Branching out on your own? Consider your legal duty to loyalty first.
Reprinted with permission of Upstate Business Journal
In the 1880s, Thomas Edison hired a young Serbian, Nikola Tesla. Edison was developing his direct current (DC) system for power distribution, a revolutionary concept that allowed high voltages of electricity to be transmitted from the generation source to distant communities. Tesla believed he could develop a better method known as alternating current (AC).
While employed by Edison, Tesla developed the AC technology and, after a falling out with Edison, took the technology with him, sold it for $1,000,000 to George Westinghouse, and assisted Westinghouse in competing with Edison in the market for power distribution. Tesla and Westinghouse won, and AC has supplied power to homes and businesses for well over a century.
A Tesla-like success story would never happen today. In order to be hired, Tesla would have to agree to sign voluminous invention, trade secret agreements and restrictive covenants. As soon as Tesla’s employment ended, his employer would threaten to sue him if he violated the boilerplate (and often vague) agreements. If Tesla competed, he and his employer would become embroiled in costly and lengthy litigation.
Protecting rights on both sides
The legal issues related to employees competing with current and former employers are multifaceted. The law attempts to balance the legitimate rights of each party, but it rarely resolves cases quickly or provides parties with clear guidance at the outset. Employers certainly have a reasonable expectation that their legitimate trade secrets will not be stolen, or that employees will not undermine them while employed. Employees, on the other hand, have a legitimate right to pursue their chosen profession or trade. These interests often are difficult for courts to balance and ensuing litigation can be expensive and draining for all parties involved.

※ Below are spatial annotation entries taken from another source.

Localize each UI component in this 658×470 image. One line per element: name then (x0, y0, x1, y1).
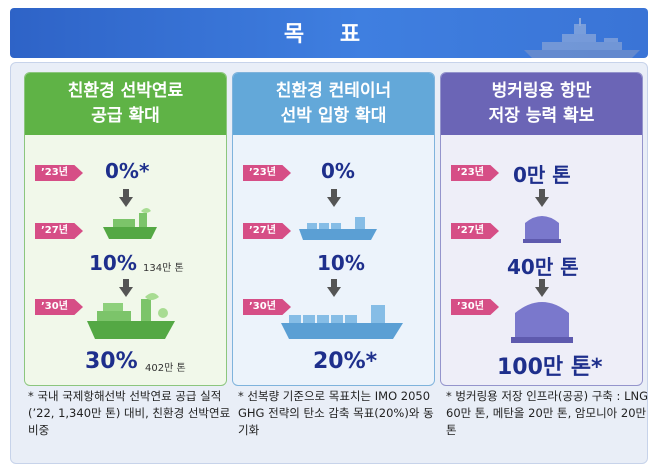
year-tag-30: ’30년 (35, 299, 83, 315)
page-title: 목 표 (283, 22, 375, 47)
small-storage-tank-icon (523, 216, 561, 243)
down-arrow-icon (119, 189, 133, 207)
column-title: 친환경 컨테이너 선박 입항 확대 (233, 73, 434, 135)
value-27: 10% (89, 251, 137, 275)
year-tag-30: ’30년 (451, 299, 499, 315)
value-27: 40만 톤 (507, 255, 579, 279)
down-arrow-icon (535, 189, 549, 207)
column-container-ship: 친환경 컨테이너 선박 입항 확대 ’23년 0% ’27년 10% ’30년 (232, 72, 435, 386)
value-23: 0%* (105, 159, 150, 183)
value-23: 0만 톤 (513, 163, 571, 187)
value-30: 30% (85, 349, 138, 374)
column-bunkering-storage: 벙커링용 항만 저장 능력 확보 ’23년 0만 톤 ’27년 40만 톤 ’3… (440, 72, 643, 386)
down-arrow-icon (119, 279, 133, 297)
down-arrow-icon (327, 189, 341, 207)
value-27-amount: 134만 톤 (143, 263, 184, 274)
year-tag-30: ’30년 (243, 299, 291, 315)
value-30: 100만 톤* (497, 355, 603, 380)
warship-icon (524, 18, 640, 58)
down-arrow-icon (327, 279, 341, 297)
header-banner: 목 표 (10, 8, 648, 58)
year-tag-27: ’27년 (451, 223, 499, 239)
column-fuel-supply: 친환경 선박연료 공급 확대 ’23년 0%* ’27년 10% 134만 톤 … (24, 72, 227, 386)
column-title: 친환경 선박연료 공급 확대 (25, 73, 226, 135)
value-30-amount: 402만 톤 (145, 363, 186, 374)
large-storage-tank-icon (511, 302, 573, 343)
column-title: 벙커링용 항만 저장 능력 확보 (441, 73, 642, 135)
small-eco-ship-icon (103, 208, 157, 239)
year-tag-27: ’27년 (243, 223, 291, 239)
small-container-ship-icon (299, 217, 377, 240)
large-container-ship-icon (281, 305, 403, 339)
year-tag-27: ’27년 (35, 223, 83, 239)
footnote-fuel: * 국내 국제항해선박 선박연료 공급 실적(’22, 1,340만 톤) 대비… (28, 389, 231, 437)
large-eco-ship-icon (87, 293, 175, 339)
value-23: 0% (321, 159, 355, 183)
value-30: 20%* (313, 349, 378, 374)
footnote-bunkering: * 벙커링용 저장 인프라(공공) 구축 : LNG 60만 톤, 메탄올 20… (446, 389, 648, 437)
year-tag-23: ’23년 (243, 165, 291, 181)
down-arrow-icon (535, 279, 549, 297)
value-27: 10% (317, 251, 365, 275)
footnote-container: * 선복량 기준으로 목표치는 IMO 2050 GHG 전략의 탄소 감축 목… (238, 389, 434, 437)
year-tag-23: ’23년 (451, 165, 499, 181)
year-tag-23: ’23년 (35, 165, 83, 181)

This three-part series will explore the basic legal principles involved in employee competition in South Carolina. It will provide practical steps both business owners and employees can take to protect their respective interests and improve their ability to prevail in court, if necessary. In this segment, we will explore the common-law duty of loyalty that governs what employees may and may not do while still employed.
No clear lines of competition
South Carolina law recognizes that, while employed, an employee owes his employer a duty of loyalty. The main cases defining this duty arise in the context of an employee competing directly while employed. In simple terms, the duty of loyalty prevents an employee from engaging in actual competition with his or her current employer.

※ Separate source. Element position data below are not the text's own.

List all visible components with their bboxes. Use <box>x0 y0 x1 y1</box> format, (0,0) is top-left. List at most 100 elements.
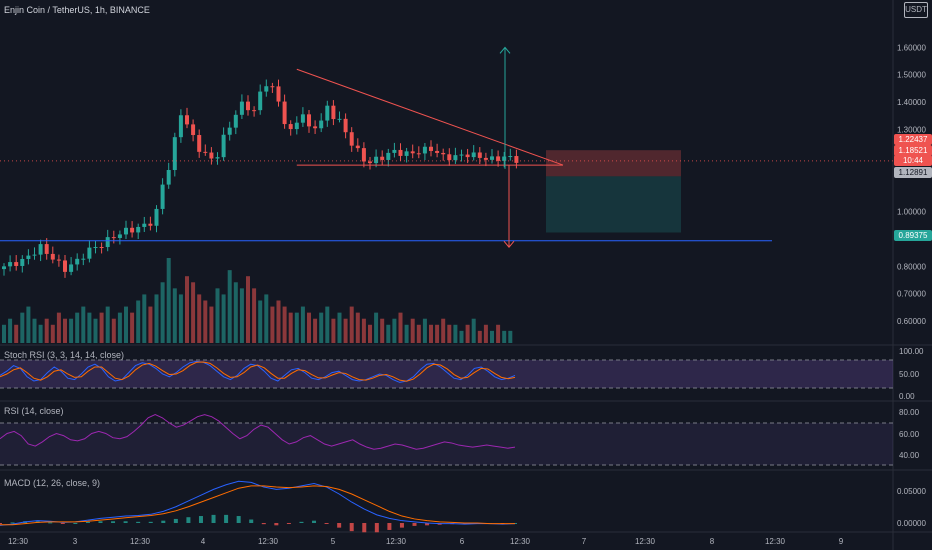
volume-bar <box>32 318 37 343</box>
volume-bar <box>496 324 501 343</box>
volume-bar <box>398 312 403 343</box>
candle-body <box>410 151 415 154</box>
candle-body <box>63 260 67 272</box>
candle-body <box>172 137 177 171</box>
candle-body <box>404 151 409 156</box>
volume-bar <box>422 318 427 343</box>
candle-body <box>166 170 171 185</box>
candle-body <box>148 223 153 226</box>
volume-bar <box>203 300 208 343</box>
macd-tick-label: 0.00000 <box>897 519 926 528</box>
volume-bar <box>69 318 74 343</box>
volume-bar <box>477 330 482 343</box>
candle-body <box>471 152 476 158</box>
price-tick-label: 1.40000 <box>897 98 926 107</box>
candle-body <box>465 154 470 158</box>
candle-body <box>325 105 330 121</box>
volume-bar <box>117 312 122 343</box>
candle-body <box>20 258 25 266</box>
macd-histogram-bar <box>161 520 166 523</box>
volume-bar <box>215 288 220 343</box>
macd-histogram-bar <box>186 517 191 523</box>
candle-body <box>14 262 19 266</box>
candle-body <box>331 105 336 120</box>
candle-body <box>416 153 421 155</box>
candle-body <box>349 132 354 146</box>
candle-body <box>441 152 446 155</box>
macd-histogram-bar <box>224 514 229 523</box>
candle-body <box>319 120 324 129</box>
volume-bar <box>221 294 226 343</box>
candle-body <box>117 234 122 238</box>
rsi-tick-label: 80.00 <box>899 408 920 417</box>
currency-unit[interactable]: USDT <box>904 2 928 18</box>
volume-bar <box>44 318 49 343</box>
price-tick-label: 0.70000 <box>897 290 926 299</box>
candle-body <box>227 127 232 135</box>
candle-body <box>69 264 74 272</box>
candle-body <box>343 118 348 133</box>
macd-histogram-bar <box>236 516 241 523</box>
volume-bar <box>99 312 104 343</box>
candle-body <box>38 244 43 255</box>
current-price-tag: 1.18521 <box>894 145 932 156</box>
macd-histogram-bar <box>286 523 291 524</box>
upper-price-tag: 1.22437 <box>894 134 932 145</box>
time-axis-label: 12:30 <box>765 537 786 546</box>
macd-histogram-bar <box>173 518 178 523</box>
macd-histogram-bar <box>387 523 392 530</box>
candle-body <box>2 266 6 270</box>
candle-body <box>459 154 464 156</box>
candle-body <box>50 253 55 260</box>
symbol-title: Enjin Coin / TetherUS, 1h, BINANCE <box>4 5 150 15</box>
macd-histogram-bar <box>198 516 203 523</box>
stoch-band <box>0 360 893 388</box>
volume-bar <box>148 306 153 343</box>
volume-bar <box>355 312 360 343</box>
price-tick-label: 0.80000 <box>897 262 926 271</box>
candle-body <box>99 247 104 249</box>
volume-bar <box>38 324 43 343</box>
price-tick-label: 1.30000 <box>897 125 926 134</box>
time-axis-label: 12:30 <box>258 537 279 546</box>
volume-bar <box>410 318 415 343</box>
time-axis-label: 4 <box>201 537 206 546</box>
volume-bar <box>343 318 348 343</box>
candle-body <box>514 156 519 163</box>
candle-body <box>398 149 403 156</box>
volume-bar <box>270 306 275 343</box>
volume-bar <box>124 306 128 343</box>
volume-bar <box>50 324 55 343</box>
volume-bar <box>453 324 458 343</box>
candle-body <box>56 259 61 261</box>
stoch-d-line <box>0 361 516 382</box>
macd-histogram-bar <box>412 523 417 526</box>
volume-bar <box>374 312 379 343</box>
macd-histogram-bar <box>374 523 379 533</box>
candle-body <box>264 86 269 92</box>
macd-histogram-bar <box>349 523 354 532</box>
time-axis-label: 7 <box>582 537 587 546</box>
volume-bar <box>2 324 6 343</box>
candle-body <box>477 152 482 158</box>
macd-histogram-bar <box>324 523 329 524</box>
candle-body <box>502 156 507 161</box>
macd-histogram-bar <box>337 523 342 528</box>
time-axis-label: 3 <box>73 537 78 546</box>
volume-bar <box>246 276 250 343</box>
macd-label: MACD (12, 26, close, 9) <box>4 478 101 488</box>
candle-body <box>380 156 385 160</box>
volume-bar <box>239 288 244 343</box>
rsi-tick-label: 60.00 <box>899 430 920 439</box>
macd-histogram-bar <box>211 514 216 523</box>
candle-body <box>386 152 391 160</box>
volume-bar <box>288 312 293 343</box>
volume-bar <box>264 294 269 343</box>
volume-bar <box>14 324 19 343</box>
volume-bar <box>185 276 189 343</box>
macd-histogram-bar <box>261 523 266 525</box>
macd-line <box>0 480 516 526</box>
candle-body <box>215 157 220 159</box>
volume-bar <box>87 312 92 343</box>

During employment, employees may take certain preparatory steps to start a new business without breaching the duty of loyalty. The courts have recognized such steps to include forming a new entity, leasing space, and obtaining letterhead and cards. The key is that they may not actually compete. This would include, for example, intimating to a customer that the employee will get it a better deal if it can just “wait a couple weeks until I make my move.”
Context matters greatly in these cases and what may be permissible in one case can still bog litigants down in factual disputes. For example, some courts have stated that it is not a breach of the duty of loyalty for an employee to merely notify customers that he is leaving employment and relate his future whereabouts. However, soliciting business for a future employer, while still employed, is a breach.

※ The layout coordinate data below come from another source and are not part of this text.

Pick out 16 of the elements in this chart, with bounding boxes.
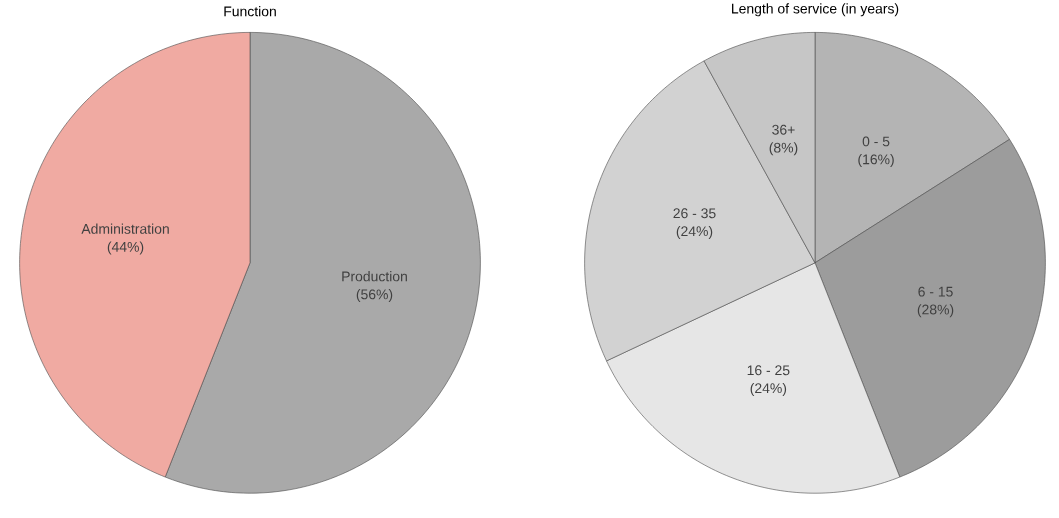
data-label: (24%) bbox=[750, 383, 787, 397]
slice-label: Production bbox=[342, 271, 407, 282]
slice-label: Administration bbox=[81, 223, 169, 234]
slice-label: 26 - 35 bbox=[673, 208, 716, 219]
slice-label: 36+ bbox=[772, 124, 795, 135]
chart-title: Function bbox=[224, 6, 276, 17]
data-label: (28%) bbox=[917, 304, 954, 318]
data-label: (56%) bbox=[356, 289, 393, 303]
data-label: (24%) bbox=[676, 226, 713, 240]
chart-title: Length of service (in years) bbox=[732, 3, 899, 17]
slice-label: 0 - 5 bbox=[862, 136, 890, 147]
data-label: (8%) bbox=[769, 142, 798, 156]
data-label: (16%) bbox=[858, 154, 894, 168]
data-label: (44%) bbox=[107, 241, 144, 255]
slice-label: 16 - 25 bbox=[747, 365, 790, 376]
slice-label: 6 - 15 bbox=[918, 286, 953, 297]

The lines are rarely clear and while an employee may argue that no real solicitation occurred during a certain conversation, an angry employer is unlikely to accept that assertion at face value. At times, the only way to resolve such disputes is to involve the customer, and customers often hate to be dragged into such disputes.
A judge will sometimes view the scope of the duty of loyalty differently depending on the employee involved. An hourly employee looking to ply his trade, for example, is likely to be viewed very differently from a high-ranking manager. This is simply a practical application of the principle that individuals higher up in the ranks have a greater opportunity to cause real harm than do, for example, tradespeople simply seeking a better wage.
As a practical matter, courts also look at the employee’s actions during employment, as well as actions taken after employment ended, to ascertain intent. Many judges seek to determine whether the departing employee’s actions were calculated to harm the employer, or whether the departing employee was merely exercising his right to work in a chosen field.
The duty of loyalty ends when employment terminates. After the employee and employer part ways, the employee is generally free to compete directly with the employer. There are two common restrictions on this right. The first is contractual restrictive covenants (commonly referred to as “covenants not to compete” and “non-solicit agreements”). The second is the protection the law provides for trade secrets even in the absence of a written agreement. Both of these topics will be discussed in our next segment.